Given $(A,B)$, let $x$ denote the largest element in the symmetric difference $A \oplus B = (A - B) \cup (B - A)$ (assuming that such an element exists). In other words, $x$ is the largest element that is in exactly one of the two sets. Then define $\phi$ to be the mapping that moves $x$ to the other set. The pairs $(A,B)$ and $\phi(A,B)$ have different signs, and $\phi(\phi(A,B)) = (A,B)$, so $(A,B)$ and $\phi(A,B)$ cancel each other out in the sum. (The function $\phi$ is what is known as a sign-reversing involution.)

So the value of the sum is determined by the number of pairs $(A,B)$ that do not cancel out. These are precisely those for which $\phi$ is not defined; in other words, those for which there is no largest $x$. But there can be no largest $x$ only in the case $A=B$. If $n$ is odd, then the requirement $\left|A\right| + \left|B\right| = n$ means that we cannot have $A=B$, so in the odd case the sum is $0$. If $n$ is even, then the number of pairs is just the number of subsets of $\{1, 2, \ldots, n\}$ of size $n/2$; i.e., $\binom{n}{n/2}$, and the parity is determined by whether $|A| = n/2$ is odd or even.

Thus we get $$\sum_{k=0}^n \binom{n}{k}^2 (-1)^k = \begin{cases} (-1)^{n/2} \binom{n}{n/2}, & n \text{ is even}; \\ 0, & n \text{ is odd}.\end{cases}$$

Answer 3

$$ \sum_{m=0}^n (-1)^m{n \choose m}^2= (n!)^2\sum_{m=0}^n \frac{(-1)^m}{(m!)^2((n-m)!)^2} $$

This function feels hypergeometric, so we take the quotient of $c_{m+1}$ and $c_m$ where

$$c_m=\frac{(n!)^2}{(m!)^2((n-m)!)^2}$$

so,

$$\frac{c_{m+1}}{c_{m}}=\frac{((m+1)!)^2((n-m-1)!)^2}{(m!)^2((n-m)!)^2}=\frac{(m-n)^2}{(m+1)^2}$$

after some simplification, confirming that this can be expressed in terms of a hypergeometric function.

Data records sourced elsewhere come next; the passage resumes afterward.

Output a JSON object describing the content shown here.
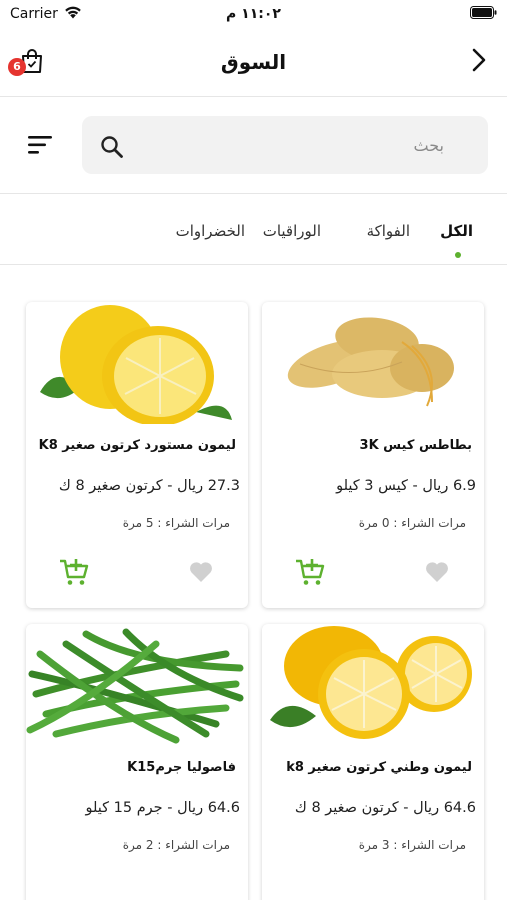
{
  "status_bar": {
    "carrier": "Carrier",
    "time": "١١:٠٢ م"
  },
  "nav": {
    "title": "السوق",
    "cart_count": "6"
  },
  "search": {
    "placeholder": "بحث"
  },
  "tabs": [
    {
      "label": "الكل",
      "active": true
    },
    {
      "label": "الفواكة",
      "active": false
    },
    {
      "label": "الوراقيات",
      "active": false
    },
    {
      "label": "الخضراوات",
      "active": false
    }
  ],
  "products": [
    {
      "name": "بطاطس كيس 3K",
      "price": "6.9 ريال - كيس 3 كيلو",
      "purchases": "مرات الشراء : 0 مرة",
      "image": "potatoes-image"
    },
    {
      "name": "ليمون مستورد كرتون صغير K8",
      "price": "27.3 ريال - كرتون صغير 8 ك",
      "purchases": "مرات الشراء : 5 مرة",
      "image": "imported-lemon-image"
    },
    {
      "name": "ليمون وطني كرتون صغير k8",
      "price": "64.6 ريال - كرتون صغير 8 ك",
      "purchases": "مرات الشراء : 3 مرة",
      "image": "local-lemon-image"
    },
    {
      "name": "فاصوليا جرمK15",
      "price": "64.6 ريال - جرم 15 كيلو",
      "purchases": "مرات الشراء : 2 مرة",
      "image": "green-beans-image"
    }
  ],
  "colors": {
    "accent_green": "#5db12f",
    "badge_red": "#e5342f",
    "heart_gray": "#d0d0d0"
  },
  "icons": [
    "wifi-icon",
    "battery-icon",
    "shopping-bag-icon",
    "chevron-right-icon",
    "filter-icon",
    "search-icon",
    "heart-icon",
    "add-to-cart-icon"
  ]
}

The previous result gives us the parameters of the function so we find $\sum_{m=0}^\infty c_m x^m = {_2}F_1(-n, -n; 1;-1)$.

$${_2}F_1(-n, -n; 1;-1)= \sum_{m=0}^\infty \frac{((-n)_m)^2}{(1)_k} \frac{(-1)^k}{k!} = \sum_{m=0}^\infty (-1)^m{n \choose m}^2$$

Where $(x)_n=x(x+1)\cdots(x+n-1)=\frac{\Gamma(x+n)}{\Gamma(x)}$ is Pochhammer's symbol.

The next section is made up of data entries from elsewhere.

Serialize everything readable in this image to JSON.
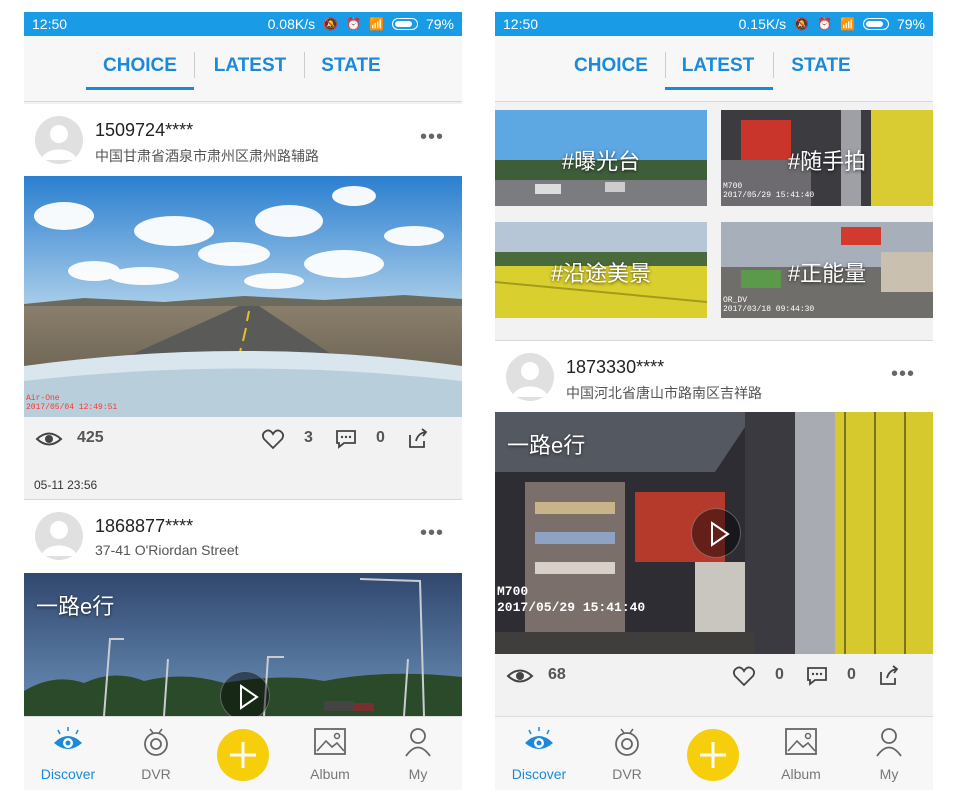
{
  "screens": [
    {
      "status": {
        "time": "12:50",
        "speed": "0.08K/s",
        "battery": "79%"
      },
      "tabs": [
        {
          "label": "CHOICE"
        },
        {
          "label": "LATEST"
        },
        {
          "label": "STATE"
        }
      ],
      "active_tab": "CHOICE",
      "posts": [
        {
          "user": "1509724****",
          "location": "中国甘肃省酒泉市肃州区肃州路辅路",
          "stamp": "Air-One\n2017/05/04 12:49:51",
          "views": "425",
          "likes": "3",
          "comments": "0",
          "time": "05-11 23:56"
        },
        {
          "user": "1868877****",
          "location": "37-41 O'Riordan Street",
          "caption": "一路e行"
        }
      ],
      "nav": [
        {
          "label": "Discover",
          "icon": "eye-icon"
        },
        {
          "label": "DVR",
          "icon": "camera-icon"
        },
        {
          "label": "",
          "icon": "plus-icon"
        },
        {
          "label": "Album",
          "icon": "image-icon"
        },
        {
          "label": "My",
          "icon": "person-icon"
        }
      ]
    },
    {
      "status": {
        "time": "12:50",
        "speed": "0.15K/s",
        "battery": "79%"
      },
      "tabs": [
        {
          "label": "CHOICE"
        },
        {
          "label": "LATEST"
        },
        {
          "label": "STATE"
        }
      ],
      "active_tab": "LATEST",
      "topics": [
        {
          "label": "#曝光台"
        },
        {
          "label": "#随手拍"
        },
        {
          "label": "#沿途美景"
        },
        {
          "label": "#正能量"
        }
      ],
      "topic_stamps": [
        "M700\n2017/05/29 15:41:40",
        "OR_DV\n2017/03/18 09:44:30"
      ],
      "posts": [
        {
          "user": "1873330****",
          "location": "中国河北省唐山市路南区吉祥路",
          "caption": "一路e行",
          "stamp": "M700\n2017/05/29 15:41:40",
          "views": "68",
          "likes": "0",
          "comments": "0"
        }
      ],
      "nav": [
        {
          "label": "Discover",
          "icon": "eye-icon"
        },
        {
          "label": "DVR",
          "icon": "camera-icon"
        },
        {
          "label": "",
          "icon": "plus-icon"
        },
        {
          "label": "Album",
          "icon": "image-icon"
        },
        {
          "label": "My",
          "icon": "person-icon"
        }
      ]
    }
  ],
  "colors": {
    "accent": "#1a8ad9",
    "statusbar": "#1a9be6",
    "add_button": "#f6ce0c"
  }
}
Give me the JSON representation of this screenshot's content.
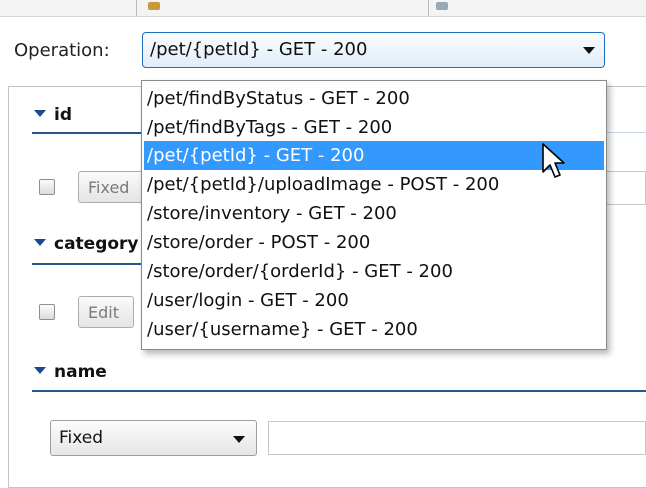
{
  "operation": {
    "label": "Operation:",
    "selected": "/pet/{petId} - GET - 200",
    "options": [
      "/pet/findByStatus - GET - 200",
      "/pet/findByTags - GET - 200",
      "/pet/{petId} - GET - 200",
      "/pet/{petId}/uploadImage - POST - 200",
      "/store/inventory - GET - 200",
      "/store/order - POST - 200",
      "/store/order/{orderId} - GET - 200",
      "/user/login - GET - 200",
      "/user/{username} - GET - 200"
    ],
    "highlighted_index": 2
  },
  "sections": {
    "id": {
      "title": "id",
      "mode_button": "Fixed"
    },
    "category": {
      "title": "category",
      "mode_button": "Edit"
    },
    "name": {
      "title": "name",
      "mode_select": "Fixed"
    }
  },
  "colors": {
    "accent": "#1f6ec0",
    "selection": "#3399ff",
    "section_rule": "#27568f"
  },
  "icons": [
    "dropdown-arrow-icon",
    "collapse-triangle-icon",
    "pointer-cursor-icon"
  ]
}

An identity for ${_2}F_1$ gives an elegant "closed form:"

$${_2}F_1(-n, -n; 1;-1)= \frac{2^{n} \sqrt{\pi} \Gamma(-n+n+1)}{\Gamma\left(\frac{1-n}{2}\right)\Gamma\left(\frac{-n}{2}+n+1\right)}= \frac{2^{n} \sqrt{\pi}}{\Gamma\left(\frac{1-n}{2}\right)\Gamma\left(\frac{n+2}{2}\right)} $$

Now, noting that if $a$ is a positive integer, ${n \choose n+a}=0$, so

$$\sum_{m=0}^\infty (-1)^m{n \choose m}^2 = \sum_{m=0}^n (-1)^m{n \choose m}^2$$

and finally we get the answer

$$\sum_{m=0}^n (-1)^m{n \choose m}^2=\frac{2^{n} \sqrt{\pi}}{\Gamma\left(\frac{1-n}{2}\right)\Gamma\left(\frac{n+2}{2}\right)}$$

that holds for real numbers as well.